To be clear, carbs are by themselves neither good nor bad. However, eating certain types of carbs at certain times and in certain amounts can lead to some undesirable consequences. When high GI carbs are consumed in high amounts, they cause an increase in the secretion of the hormone insulin, which can trigger fat gain.
And when you find yourself reaching for that fourth or fifth cookie, it’s not just your willpower that’s to blame. Consuming high quantities of high GI carbs doesn’t always deliver the “I’m full” response the body needs to control appetite. Chronic consumption of high GI foods may even resemble addiction. Removing them rapidly from a diet can trigger the same intensity of cravings. Long-term over-consumption of high GI carbs can lead to insulin resistance, a condition that can increase the likelihood of cardiovascular disease and type II diabetes.
But that doesn’t mean we need to banish life’s simple pleasures forever.
While carbs (especially high GI ones) come with their costs, they certainly have their benefits, besides being delicious. Some carbs, especially those found in fruits, vegetables and whole grains, are packed into nutrient-dense foods that also provide loads of health-enhancing fiber. And then there are the effects of carbs on exercise and sport performance and adaptation.
Whether you’re a marathon runner or a CrossFitter, carbohydrates are considered the go-to fuel source for high-intensity sport competition and training. If your goal is to have the best workouts, practice sessions and games, carbs are your best friend. They provide fuel for the central nervous system, which helps with mental energy for long and tough workouts. Even more profoundly for the fitness buff is that carbs can prevent muscle loss during training, and help stimulate muscle growth and fat loss if consumed during and especially after training.

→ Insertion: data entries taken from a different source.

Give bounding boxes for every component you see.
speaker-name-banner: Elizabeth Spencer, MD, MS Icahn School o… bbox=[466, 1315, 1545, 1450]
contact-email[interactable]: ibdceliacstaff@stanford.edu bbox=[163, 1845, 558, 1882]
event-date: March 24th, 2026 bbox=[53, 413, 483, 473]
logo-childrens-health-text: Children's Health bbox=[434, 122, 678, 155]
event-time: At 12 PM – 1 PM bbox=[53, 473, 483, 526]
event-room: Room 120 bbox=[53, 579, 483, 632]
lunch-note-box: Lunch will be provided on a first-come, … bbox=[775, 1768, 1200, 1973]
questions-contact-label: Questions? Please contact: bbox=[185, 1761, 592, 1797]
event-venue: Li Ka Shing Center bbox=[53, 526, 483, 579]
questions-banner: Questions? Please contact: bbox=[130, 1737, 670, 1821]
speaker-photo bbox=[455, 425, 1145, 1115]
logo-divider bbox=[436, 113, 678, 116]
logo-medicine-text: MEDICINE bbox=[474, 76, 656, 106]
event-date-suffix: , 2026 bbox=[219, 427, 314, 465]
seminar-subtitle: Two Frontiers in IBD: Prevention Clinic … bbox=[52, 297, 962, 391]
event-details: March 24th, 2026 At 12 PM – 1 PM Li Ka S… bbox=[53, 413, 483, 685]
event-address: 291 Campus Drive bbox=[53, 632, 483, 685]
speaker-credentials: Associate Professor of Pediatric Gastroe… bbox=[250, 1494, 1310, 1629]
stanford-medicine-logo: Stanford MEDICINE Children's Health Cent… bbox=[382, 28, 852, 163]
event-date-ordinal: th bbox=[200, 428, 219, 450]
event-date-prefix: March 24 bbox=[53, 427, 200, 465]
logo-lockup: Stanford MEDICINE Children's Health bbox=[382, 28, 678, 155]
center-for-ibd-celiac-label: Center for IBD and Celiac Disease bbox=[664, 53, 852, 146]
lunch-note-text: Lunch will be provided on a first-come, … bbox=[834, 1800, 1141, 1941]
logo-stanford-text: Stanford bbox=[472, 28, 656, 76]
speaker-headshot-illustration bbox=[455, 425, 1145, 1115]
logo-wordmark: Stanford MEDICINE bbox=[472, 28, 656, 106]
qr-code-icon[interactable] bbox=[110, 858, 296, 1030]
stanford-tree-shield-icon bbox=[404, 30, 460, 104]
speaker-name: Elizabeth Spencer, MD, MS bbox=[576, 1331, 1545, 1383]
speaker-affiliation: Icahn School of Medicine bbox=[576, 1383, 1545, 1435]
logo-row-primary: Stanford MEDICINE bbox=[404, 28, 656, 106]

To keep carbs on your good side, consider this:
Timing: Most of your daily carbs should be eaten around your workout window. A good place to start is by eating 15 percent of your daily carbs in the meal before training, 15 percent during training (though probably not necessary if you’re doing a four-minute Tabata), 30 percent in the meal after training, and 20 percent in the meal after that. That leaves you with 20 percent of your daily carb intake to have at other times of the day.
Quantity: Since we have established timing, quantity per meal really depends on the quantity of carbs eaten per day. This depends highly on the amount of total exercise you do per day, but can range between one and three grams of carbs per pound of bodyweight, with two grams being a good start for most people.
Types: Carbs consumed during and right after workouts should be of a higher GI variety (as they grow muscle and help recovery more than low GI carbs at these times). However, the further out you are from your workout, the more the focus should be on lower-GI carbs. This way, you get the benefit of high GI carbs and low GI carbs precisely when both are best used.
An important point to remember is that in large part, carb consumption is determined per day, so that on days you train hard, you’ll be consuming much more carbohydrates than on days you train light or don’t train. This is the basis for most approaches to carb cycling.
The bottom line: Carbohydrates are neither good nor bad just by themselves. The key is choosing them wisely, and timing them properly. Used in the right way, carbs can completely enhance your fitness level and physique. No longer are carbs the enemy!